Tom Kealy
Tom Kealy

Reputation: 2669

Creating a weight adjacency matrix

I need to assign weights to edges of a graph, from the following papers:

"Fast linear iterations for distributed averaging" by L. Xiao and S. Boyd "Convex Optimization of Graph Laplacian Eigenvalues" by S. Boyd

I have the adjacency matrix for my graph (a 50 by 50 matrix), with 512 non-zero values.

I also have a 256 by 1 vector with the optimal weights.

For the software I'm using, I need a 50 by 50 matrix with the weight of edge (i,j) in the relevant position of the adjacency matrix (and with the opposite sign for edge (j,i)).

My attempt is below, but I can't get it working.

function weights = construct_weight_mtx(weight_list, Adj)

weights = zeros(size(Adj));
positions = find(Adj);

for i=1:length(positions)/2
    if Adj(i) == 1
        weights(i) = weight_list(i);
    end
end

weights = weights - weights';

find(Adj) == find(weights);

end 

Upvotes: 0

Views: 848

Answers (1)

beaker
beaker

Reputation: 16801

You're finding the nonzero positions in the original adjacency matrix, but you're finding all of them. To get around this, you then take only the first half of those positions.

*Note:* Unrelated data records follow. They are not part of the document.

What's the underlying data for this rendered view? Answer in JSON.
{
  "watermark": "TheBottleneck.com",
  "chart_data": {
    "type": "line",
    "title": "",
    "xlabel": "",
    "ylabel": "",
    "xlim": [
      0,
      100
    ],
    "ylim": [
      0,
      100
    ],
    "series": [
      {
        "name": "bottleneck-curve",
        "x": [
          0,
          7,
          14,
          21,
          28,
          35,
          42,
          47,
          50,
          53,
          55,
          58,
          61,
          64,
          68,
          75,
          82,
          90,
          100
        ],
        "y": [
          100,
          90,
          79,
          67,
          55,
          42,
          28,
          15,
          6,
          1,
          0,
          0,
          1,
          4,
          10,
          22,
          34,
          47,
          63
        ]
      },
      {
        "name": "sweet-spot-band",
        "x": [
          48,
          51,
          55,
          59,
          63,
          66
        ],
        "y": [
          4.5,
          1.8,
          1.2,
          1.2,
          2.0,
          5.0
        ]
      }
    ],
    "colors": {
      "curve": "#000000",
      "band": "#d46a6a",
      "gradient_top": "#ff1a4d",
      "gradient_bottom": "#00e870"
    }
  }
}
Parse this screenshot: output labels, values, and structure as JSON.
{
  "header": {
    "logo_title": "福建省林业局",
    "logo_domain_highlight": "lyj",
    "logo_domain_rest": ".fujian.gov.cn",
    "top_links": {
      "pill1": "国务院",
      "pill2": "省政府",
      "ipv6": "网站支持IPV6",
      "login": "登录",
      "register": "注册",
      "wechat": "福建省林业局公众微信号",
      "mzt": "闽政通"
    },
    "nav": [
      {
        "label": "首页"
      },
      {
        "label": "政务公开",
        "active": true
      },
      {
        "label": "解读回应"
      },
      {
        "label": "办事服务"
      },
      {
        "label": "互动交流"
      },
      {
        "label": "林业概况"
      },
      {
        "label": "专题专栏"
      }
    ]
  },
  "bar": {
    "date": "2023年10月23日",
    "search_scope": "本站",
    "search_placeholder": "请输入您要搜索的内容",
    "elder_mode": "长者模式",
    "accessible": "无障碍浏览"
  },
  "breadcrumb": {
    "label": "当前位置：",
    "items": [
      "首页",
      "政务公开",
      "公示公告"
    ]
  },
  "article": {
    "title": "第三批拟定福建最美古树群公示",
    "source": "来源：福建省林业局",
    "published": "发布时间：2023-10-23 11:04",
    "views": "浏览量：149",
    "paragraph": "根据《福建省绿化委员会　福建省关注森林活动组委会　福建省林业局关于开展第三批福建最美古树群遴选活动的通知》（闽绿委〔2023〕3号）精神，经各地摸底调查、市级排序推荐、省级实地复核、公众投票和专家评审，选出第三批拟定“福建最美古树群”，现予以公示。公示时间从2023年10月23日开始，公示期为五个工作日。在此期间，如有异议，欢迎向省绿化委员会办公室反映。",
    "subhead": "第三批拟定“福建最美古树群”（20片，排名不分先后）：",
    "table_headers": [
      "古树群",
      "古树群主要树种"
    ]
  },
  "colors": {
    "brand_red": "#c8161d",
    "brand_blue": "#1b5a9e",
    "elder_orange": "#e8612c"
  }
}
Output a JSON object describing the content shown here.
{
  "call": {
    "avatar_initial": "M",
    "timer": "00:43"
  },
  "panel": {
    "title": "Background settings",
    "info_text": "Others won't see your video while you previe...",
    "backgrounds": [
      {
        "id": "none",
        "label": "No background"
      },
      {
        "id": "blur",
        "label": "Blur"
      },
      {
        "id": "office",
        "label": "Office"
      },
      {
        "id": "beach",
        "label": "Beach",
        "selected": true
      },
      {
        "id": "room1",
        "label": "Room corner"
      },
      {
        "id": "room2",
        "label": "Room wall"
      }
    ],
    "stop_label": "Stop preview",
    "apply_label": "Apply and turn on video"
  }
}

for i=1:length(positions)/2 ...

Unfortunately, this takes the indices from complete columns rather than just the positions below the diagonal. So if your matrix was all 1's, you'd be taking:

1 1 1 0 0 ...
1 1 1 0 0 ...
1 1 1 0 0 ...
...

instead of:

1 0 0 0 0 ...
1 1 0 0 0 ...
1 1 1 0 0 ...
...

To take the correct values, we just take the lower triangular portion of Adj and then find the nonzero positions of that:

positions = find(tril(Adj));

Now we have only the 256 positions below the diagonal and we can loop over all of the positions. Next, we need to fix the assignment in the loop:

for i=1:length(positions)
    if Adj(i) == 1   %// we already know Adj(i) == 1 for all indices in positions
        weights(i) = weight_list(i);   %// we need to update weights(positions(i))
    end
end

So this becomes:

for i=1:length(positions)
    weights(positions(i)) = weight_list(i);
end

But if all we're doing is assigning 256 values to 256 positions, we can do that without a for loop:

weights(position) = weight_list;

Note that the elements of weight_list must be in the proper order with the nonzero elements of the lower-triangular portion ordered by columns.


Completed code:

function weights = construct_weight_mtx(weight_list, Adj)

weights = zeros(size(Adj));
positions = find(tril(Adj));

weights(positions) = weight_list;

weights = weights - weights.';   %// ' is complex conjugate; not a big deal here, but something to know

find(Adj) == find(weights);   %// Not sure what this is meant to do; maybe an assert?